Dilansir CNBC, Menteri Keuangan Sri Mulyani mengatakan bahwa dari tahun 2022 hingga 2024, pembangunan IKN sudah memakan biaya dari APBN sebesar Rp72,1 triliun. Padahal, pembangunan IKN masih memiliki beberapa tahap yang seluruhnya dijadwalkan akan rampung pada 2045.
Realisasi pembangunan IKN pun sangat bergantung pada kebesaran hati para investor yang mau berbisnis di calon ibu kota baru ini. Sejak IKN mulai dibangun, Jokowi dan para menterinya giat "menjual" prospek IKN kepada perusahaan nasional maupun internasional. Beberapa perusahaan yang sudah berkomitmen untuk berinvestasi adalah Agung Sedayu, Salim Group, Sinarmas, Adaro, Djarum, dan Wings.

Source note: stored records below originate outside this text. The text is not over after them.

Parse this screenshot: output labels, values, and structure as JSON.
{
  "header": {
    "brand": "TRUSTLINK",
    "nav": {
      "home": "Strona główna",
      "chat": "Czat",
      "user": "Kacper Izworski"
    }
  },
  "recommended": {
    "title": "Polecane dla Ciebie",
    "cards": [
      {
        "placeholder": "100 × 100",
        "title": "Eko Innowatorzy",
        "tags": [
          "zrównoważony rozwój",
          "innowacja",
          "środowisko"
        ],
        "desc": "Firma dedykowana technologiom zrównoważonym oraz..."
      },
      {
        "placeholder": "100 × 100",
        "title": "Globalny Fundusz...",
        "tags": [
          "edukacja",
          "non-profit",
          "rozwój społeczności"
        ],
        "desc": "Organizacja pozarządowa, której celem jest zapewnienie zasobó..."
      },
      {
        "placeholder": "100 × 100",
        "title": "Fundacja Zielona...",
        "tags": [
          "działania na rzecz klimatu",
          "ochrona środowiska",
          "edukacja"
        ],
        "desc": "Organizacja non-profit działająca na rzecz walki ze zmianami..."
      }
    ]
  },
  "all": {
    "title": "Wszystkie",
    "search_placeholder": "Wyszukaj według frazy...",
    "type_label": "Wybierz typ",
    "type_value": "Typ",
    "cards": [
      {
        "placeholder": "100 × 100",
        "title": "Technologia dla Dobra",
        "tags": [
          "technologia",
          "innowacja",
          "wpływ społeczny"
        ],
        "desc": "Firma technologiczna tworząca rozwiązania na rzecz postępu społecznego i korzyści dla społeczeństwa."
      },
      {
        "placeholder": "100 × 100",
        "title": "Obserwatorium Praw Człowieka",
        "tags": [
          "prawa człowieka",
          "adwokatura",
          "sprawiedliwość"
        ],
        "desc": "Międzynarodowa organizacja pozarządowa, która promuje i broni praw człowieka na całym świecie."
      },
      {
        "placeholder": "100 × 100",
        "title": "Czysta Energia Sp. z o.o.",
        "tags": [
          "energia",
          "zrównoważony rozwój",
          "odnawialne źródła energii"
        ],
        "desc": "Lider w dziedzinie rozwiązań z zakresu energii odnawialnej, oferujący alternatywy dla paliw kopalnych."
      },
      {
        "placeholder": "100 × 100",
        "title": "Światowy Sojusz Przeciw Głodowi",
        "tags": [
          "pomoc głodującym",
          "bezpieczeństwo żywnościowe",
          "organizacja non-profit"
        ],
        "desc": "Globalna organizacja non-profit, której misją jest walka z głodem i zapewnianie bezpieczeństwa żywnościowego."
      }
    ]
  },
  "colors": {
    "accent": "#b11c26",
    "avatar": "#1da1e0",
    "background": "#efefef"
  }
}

Meski Jokowi mengklaim investasi dari Dubai dengan jumlah yang besar akan masuk pada bulan Juli nanti, tapi jumlah anggaran yang fantastis dan target investasi yang ambisius masih menyisakan kekhawatiran.
Meminggirkan Masyarakat Lokal
Selain masalah pada realisasi pembangunan, proses pembebasan lahan untuk IKN juga diselimuti kontroversi. Meski mengusung konsep "keberlanjutan" dan "inklusivitas", tapi pembangunan IKN justru membuat nasib masyarakat lokal yang telah tinggal di sana secara turun temurun menjadi tidak menentu.

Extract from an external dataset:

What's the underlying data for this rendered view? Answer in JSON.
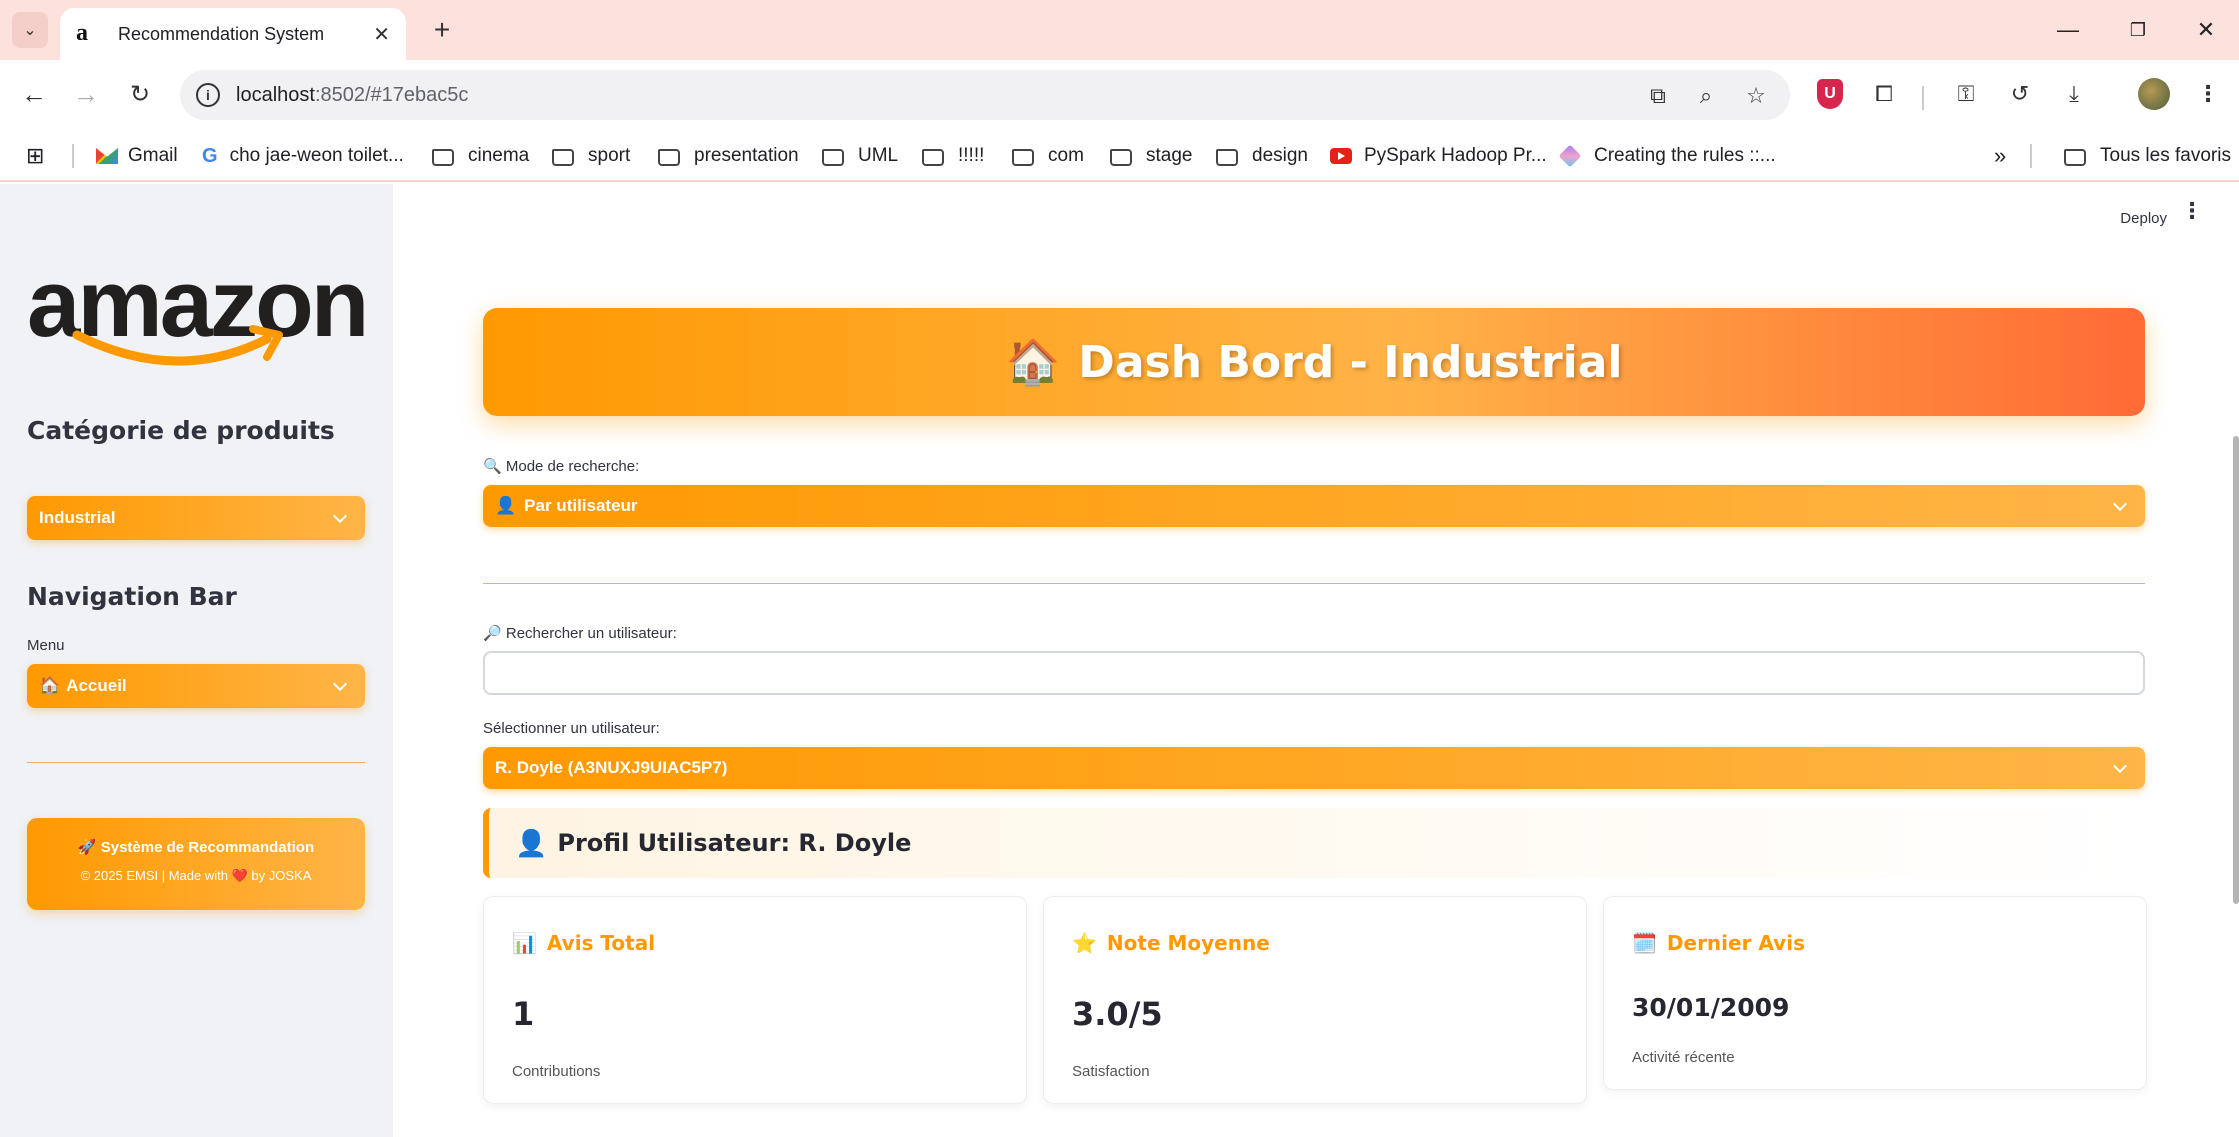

Satu per satu warga yang tinggal di Penajam Paser Utara digusur dengan ganti rugi yang tidak seberapa. Syarariyah, salah satu warga yang keluarganya sudah turun temurun tinggal di situ, awalnya menyambut rencana pemindahan ibu kota. Namun Syarariyah menjadi khawatir dengan nasibnya, setelah beberapa tetangga pindah secara tiba-tiba. Pasalnya, proses ganti rugi ditawarkan satu per satu, sehingga para warga sulit untuk menggabungkan suara demi mempertahankan tempat tinggal mereka.

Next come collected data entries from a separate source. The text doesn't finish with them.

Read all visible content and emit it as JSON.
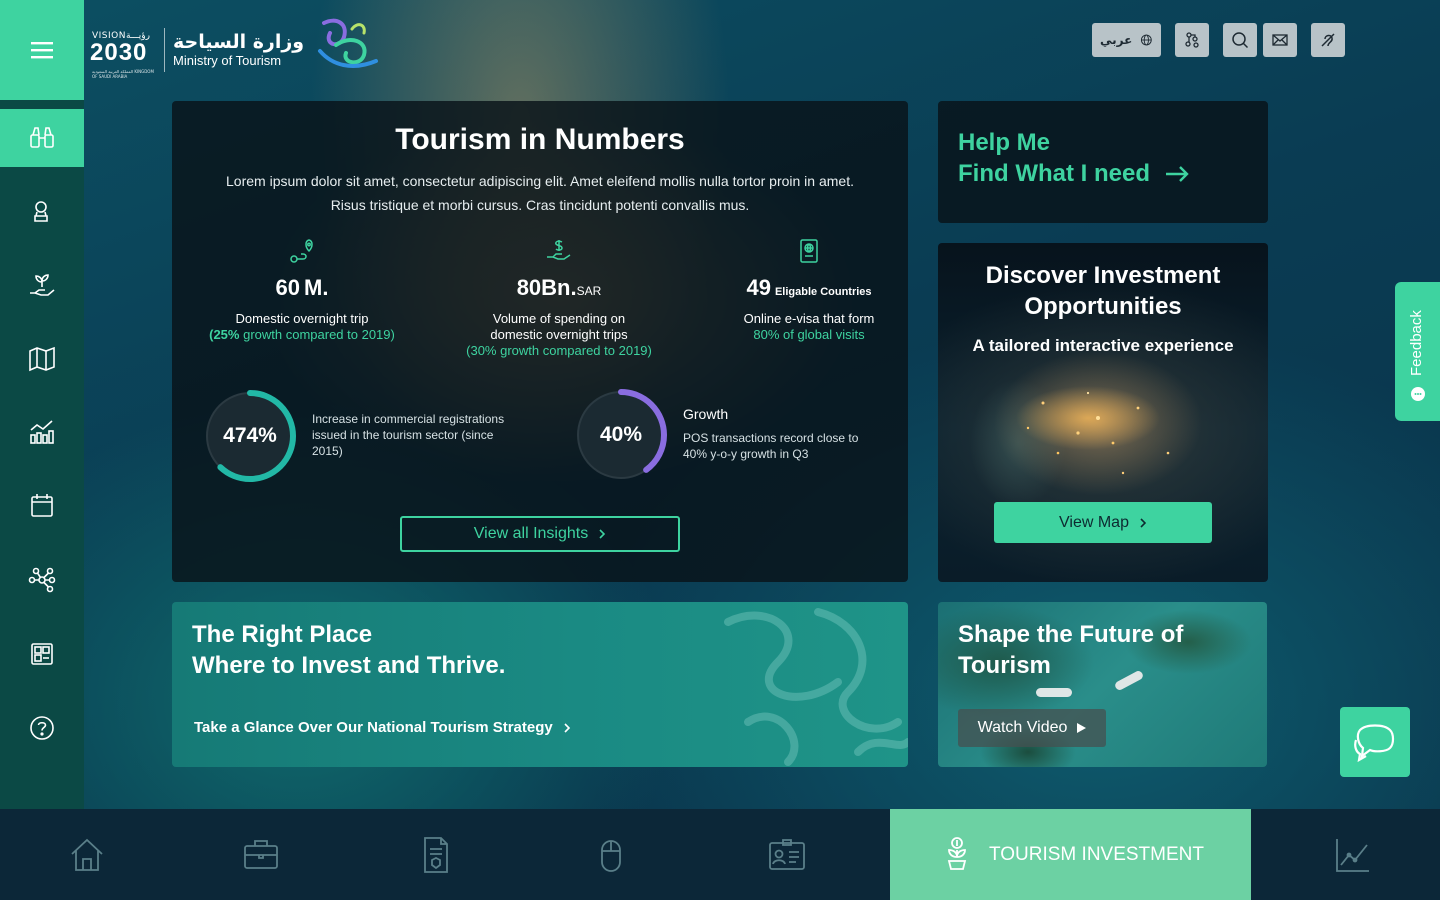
{
  "header": {
    "vision_label": "VISION",
    "vision_arabic": "رؤيـــة",
    "vision_number": "2030",
    "vision_sub": "المملكة العربية السعودية KINGDOM OF SAUDI ARABIA",
    "ministry_ar": "وزارة السياحة",
    "ministry_en": "Ministry of Tourism",
    "lang_label": "عربي",
    "tools": [
      "translate-icon",
      "sitemap-icon",
      "search-icon",
      "mail-icon",
      "hearing-icon"
    ]
  },
  "sidebar": {
    "items": [
      "binoculars-icon",
      "certificate-icon",
      "plant-hand-icon",
      "map-icon",
      "chart-icon",
      "calendar-icon",
      "network-icon",
      "dashboard-icon",
      "help-icon"
    ],
    "active_index": 0
  },
  "numbers": {
    "title": "Tourism in Numbers",
    "lead": "Lorem ipsum dolor sit amet, consectetur adipiscing elit. Amet eleifend mollis nulla tortor proin in amet. Risus tristique et morbi cursus. Cras tincidunt potenti convallis mus.",
    "stats": [
      {
        "value": "60",
        "unit": "M.",
        "label": "Domestic overnight trip",
        "sub_bold": "(25%",
        "sub": " growth compared to 2019)",
        "icon": "route-pin-icon"
      },
      {
        "value": "80",
        "unit": "Bn.",
        "unit2": "SAR",
        "label": "Volume of spending on domestic overnight trips",
        "sub": "(30% growth compared to 2019)",
        "icon": "money-hand-icon"
      },
      {
        "value": "49",
        "unit": "Eligable Countries",
        "label": "Online e-visa that form",
        "sub": "80% of global visits",
        "icon": "passport-icon"
      }
    ],
    "rings": [
      {
        "percent": "474%",
        "fill": 0.62,
        "color": "#22b8a6",
        "heading": "",
        "text": "Increase in commercial registrations issued in the tourism sector (since 2015)"
      },
      {
        "percent": "40%",
        "fill": 0.4,
        "color": "#8a6de0",
        "heading": "Growth",
        "text": "POS transactions record close to 40% y-o-y growth in Q3"
      }
    ],
    "insights_button": "View all Insights"
  },
  "help": {
    "line1": "Help Me",
    "line2": "Find What I need"
  },
  "discover": {
    "title": "Discover Investment Opportunities",
    "subtitle": "A tailored interactive experience",
    "button": "View Map"
  },
  "place": {
    "line1": "The Right Place",
    "line2": "Where to Invest and Thrive.",
    "link": "Take a Glance Over Our National Tourism Strategy"
  },
  "shape": {
    "line1": "Shape the Future of",
    "line2": "Tourism",
    "button": "Watch Video"
  },
  "feedback": {
    "label": "Feedback"
  },
  "bottom_nav": {
    "items": [
      "home-icon",
      "briefcase-icon",
      "document-icon",
      "mouse-icon",
      "id-card-icon",
      "tourism-investment-icon",
      "line-chart-icon"
    ],
    "active_label": "TOURISM INVESTMENT",
    "active_index": 5
  },
  "colors": {
    "accent": "#3ed3a0",
    "sidebar": "#0b4945",
    "panel": "#08121a",
    "ring_teal": "#22b8a6",
    "ring_purple": "#8a6de0"
  }
}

Beberapa dari mereka pun terpaksa membeli tanah di lokasi yang jauh dari IKN. "Sedih lah, dijauhkan dari keluarga kita yang tadinya dekat bisa ngumpul, bisa tahu kabar, dan lagi orang tua juga jauh. Sedikit-sedikit masyarakat di sini sudah tersingkir dengan IKN ini," ujar Syarariyah dikutip dari BBC.
Pembangunan IKN juga mengancam keberlangsungan hidup masyarakat adat. Darmawi, salah satu tokoh masyarakat di sana, terkejut ketika melihat adanya plang-plang "Lahan Mabes Polri" di wilayah adat Maridan yang terletak di Kecamatan Sepaku, Penajam Paser Utara.
Menurut Darmawi, wilayah adat Maridan memiliki sejarah yang panjang bagi komunitas di Penajam Paser Utara, apalagi di situ terdapat makam-makam tua dan situs ritual adat. "Wilayah adat semakin menyempit di sini, plang terpampang di mana-mana dari proyek pembangunan IKN. Sebentar lagi kami tergusur," kata Darmawi dikutip dari Aman.
Dengan tersingkirkannya masyarakat setempat dari pembangunan IKN, tentu muncul pertanyaan, sejauh mana pemerintah menaruh nilai pada jargon "keberlanjutan" dan "inklusivitas" yang selama ini digunakan untuk mempromosikan IKN kepada dunia? Dengan adanya berbagai persoalan ini, wajar saja pengunduran diri Kepala Otorita IKN beserta wakilnya menimbulkan rasa waswas. Sebab, masyarakat juga punya andil dalam menentukan masa depan mereka.